Safetipin was launched in Delhi in 2013. We began by crowdsourcing data collection as well as reaching out to students and NGO’s to engage with the app. Within six months, we had collected more than 12,000 audits across different areas of the city.  The data was publicised through the media and shared with the city government. 

In the second phase of 2015, as part of a three city study with Cities Alliance, we mapped the city using our two apps Safetipin and  Safetipin NIte. Over 50,000 points were audited across the city including metro stations and low income neighborhoods. The entire data set was  presented to the Delhi government. The government constituted a multi stakeholder group under the aegis of the Power Secretary to respond to our data specifically on dark spots in the city. We had identified 7483 dark spots across the entire city  and improvements were done including fixing the existing streetlights and installing additional street lights in the areas of poor lighting. 

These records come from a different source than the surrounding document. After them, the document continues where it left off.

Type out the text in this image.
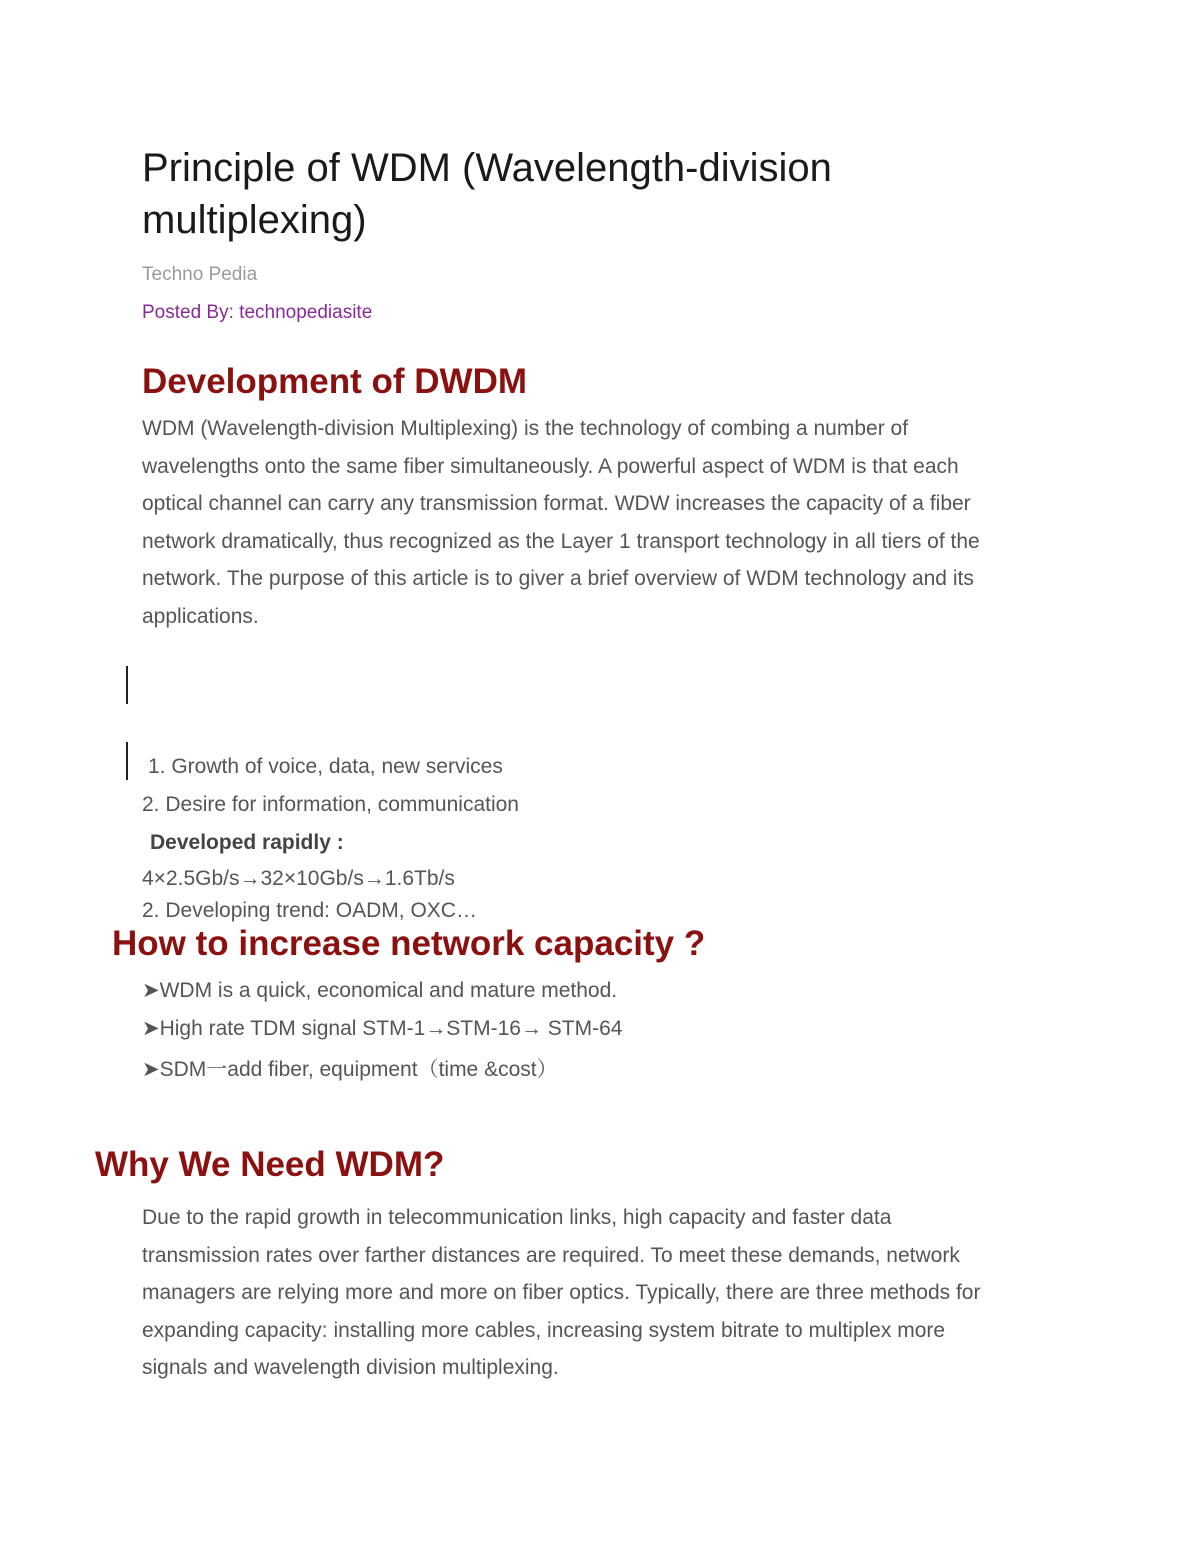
Principle of WDM (Wavelength-division
multiplexing)
Techno Pedia
Posted By: technopediasite
Development of DWDM
WDM (Wavelength-division Multiplexing) is the technology of combing a number of
wavelengths onto the same fiber simultaneously. A powerful aspect of WDM is that each
optical channel can carry any transmission format. WDW increases the capacity of a fiber
network dramatically, thus recognized as the Layer 1 transport technology in all tiers of the
network. The purpose of this article is to giver a brief overview of WDM technology and its
applications.
1. Growth of voice, data, new services
2. Desire for information, communication
Developed rapidly :
4×2.5Gb/s→32×10Gb/s→1.6Tb/s
2. Developing trend: OADM, OXC…
How to increase network capacity ?
➤WDM is a quick, economical and mature method.
➤High rate TDM signal STM-1→STM-16→ STM-64
➤SDM一add fiber, equipment（time &cost）
Why We Need WDM?
Due to the rapid growth in telecommunication links, high capacity and faster data
transmission rates over farther distances are required. To meet these demands, network
managers are relying more and more on fiber optics. Typically, there are three methods for
expanding capacity: installing more cables, increasing system bitrate to multiplex more
signals and wavelength division multiplexing.
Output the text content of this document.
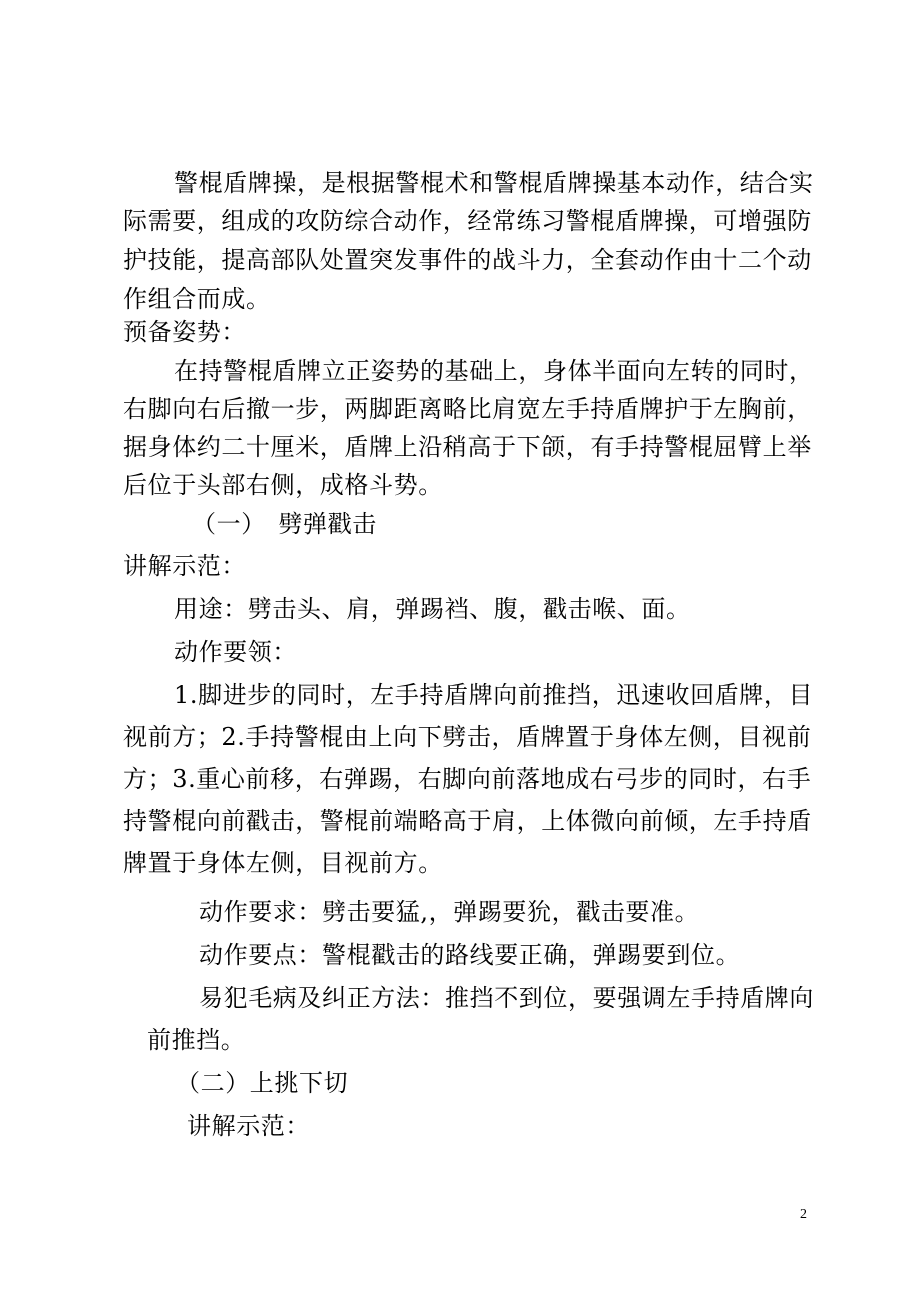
警棍盾牌操，是根据警棍术和警棍盾牌操基本动作，结合实
际需要，组成的攻防综合动作，经常练习警棍盾牌操，可增强防
护技能，提高部队处置突发事件的战斗力，全套动作由十二个动
作组合而成。
预备姿势：
在持警棍盾牌立正姿势的基础上，身体半面向左转的同时，
右脚向右后撤一步，两脚距离略比肩宽左手持盾牌护于左胸前，
据身体约二十厘米，盾牌上沿稍高于下颌，有手持警棍屈臂上举
后位于头部右侧，成格斗势。
（一）　劈弹戳击
讲解示范：
用途：劈击头、肩，弹踢裆、腹，戳击喉、面。
动作要领：
1.脚进步的同时，左手持盾牌向前推挡，迅速收回盾牌，目
视前方；2.手持警棍由上向下劈击，盾牌置于身体左侧，目视前
方；3.重心前移，右弹踢，右脚向前落地成右弓步的同时，右手
持警棍向前戳击，警棍前端略高于肩，上体微向前倾，左手持盾
牌置于身体左侧，目视前方。
动作要求：劈击要猛,，弹踢要狁，戳击要准。
动作要点：警棍戳击的路线要正确，弹踢要到位。
易犯毛病及纠正方法：推挡不到位，要强调左手持盾牌向
前推挡。
（二）上挑下切
讲解示范：
2
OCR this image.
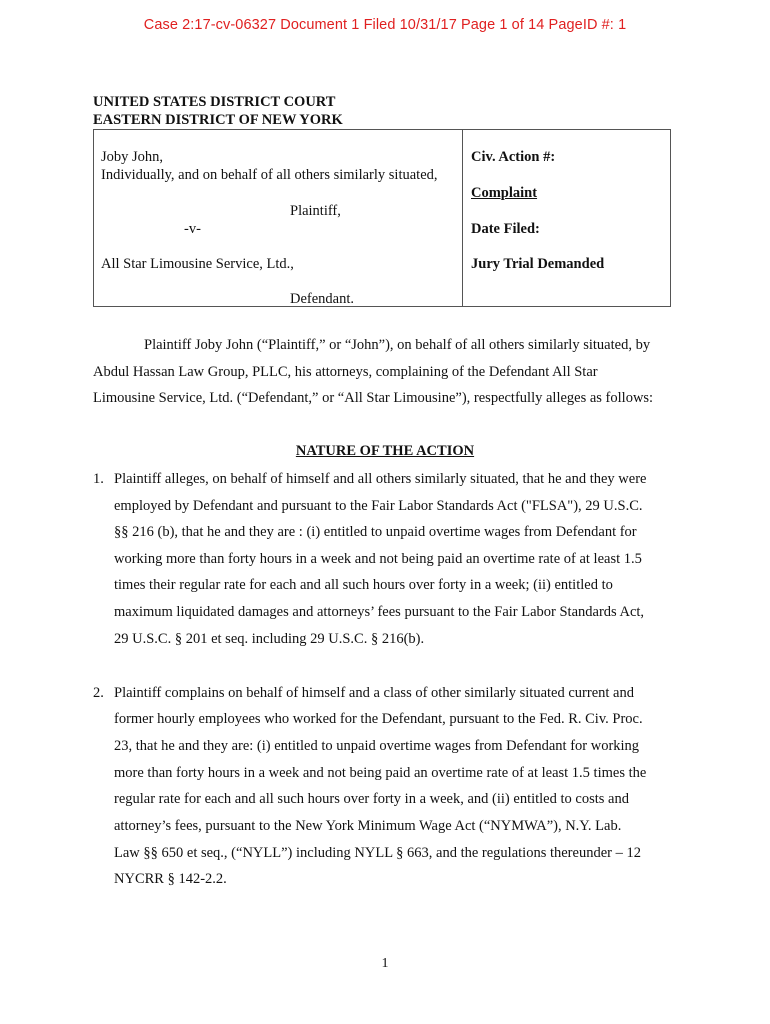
Case 2:17-cv-06327 Document 1 Filed 10/31/17 Page 1 of 14 PageID #: 1
UNITED STATES DISTRICT COURT
EASTERN DISTRICT OF NEW YORK
Joby John,
Individually, and on behalf of all others similarly situated,
Plaintiff,
-v-
All Star Limousine Service, Ltd.,
Defendant.
Civ. Action #:
Complaint
Date Filed:
Jury Trial Demanded
Plaintiff Joby John (“Plaintiff,” or “John”), on behalf of all others similarly situated, by
Abdul Hassan Law Group, PLLC, his attorneys, complaining of the Defendant All Star
Limousine Service, Ltd. (“Defendant,” or “All Star Limousine”), respectfully alleges as follows:
NATURE OF THE ACTION
1. Plaintiff alleges, on behalf of himself and all others similarly situated, that he and they were
employed by Defendant and pursuant to the Fair Labor Standards Act ("FLSA"), 29 U.S.C.
§§ 216 (b), that he and they are : (i) entitled to unpaid overtime wages from Defendant for
working more than forty hours in a week and not being paid an overtime rate of at least 1.5
times their regular rate for each and all such hours over forty in a week; (ii) entitled to
maximum liquidated damages and attorneys’ fees pursuant to the Fair Labor Standards Act,
29 U.S.C. § 201 et seq. including 29 U.S.C. § 216(b).
2. Plaintiff complains on behalf of himself and a class of other similarly situated current and
former hourly employees who worked for the Defendant, pursuant to the Fed. R. Civ. Proc.
23, that he and they are: (i) entitled to unpaid overtime wages from Defendant for working
more than forty hours in a week and not being paid an overtime rate of at least 1.5 times the
regular rate for each and all such hours over forty in a week, and (ii) entitled to costs and
attorney’s fees, pursuant to the New York Minimum Wage Act (“NYMWA”), N.Y. Lab.
Law §§ 650 et seq., (“NYLL”) including NYLL § 663, and the regulations thereunder – 12
NYCRR § 142-2.2.
1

Further Safetipin also did a safety  audit of 15 metro stations around the city for studying the last mile connectivity of the city. Ten important tourist monuments in the city were also mapped on safety parameters.

In 2018, Safetipin was commissioned to conduct a fresh safety mapping of the entire city by the Department of Women and Child Development, Delhi Government.   The mapping included streets, as well as transport hubs, markets, public toilets, parks, and other public spaces. Data was collected using two apps – My Safetipin and Safetipin Nite. The former was used to generate data from users and volunteers while the latter generates images of the city which are coded and analyzed for key safety concerns. In total 3,077 kms were covered with 25, 294 audits done throughout the city.  The aim of this study in 2018-2019 was to provide concrete evidence of the safety challenges in the city with clear recommendations for improvement. This extensive study also became an example of before and after study for the city due to the availability of preceding data for the city collected in 2015. The data was presented to all the key stakeholders of the city in a meeting chaired by the LG, Anil Baijal. There have been regular meetings to monitor progress on implementation of the recommendations.  The Delhi Police are using the data to reformulate the patrolling routes for PCR vans. The data is also used by the Delhi Govt. to put up street lights in the city under the Mukhya Mantri Street light Yojana.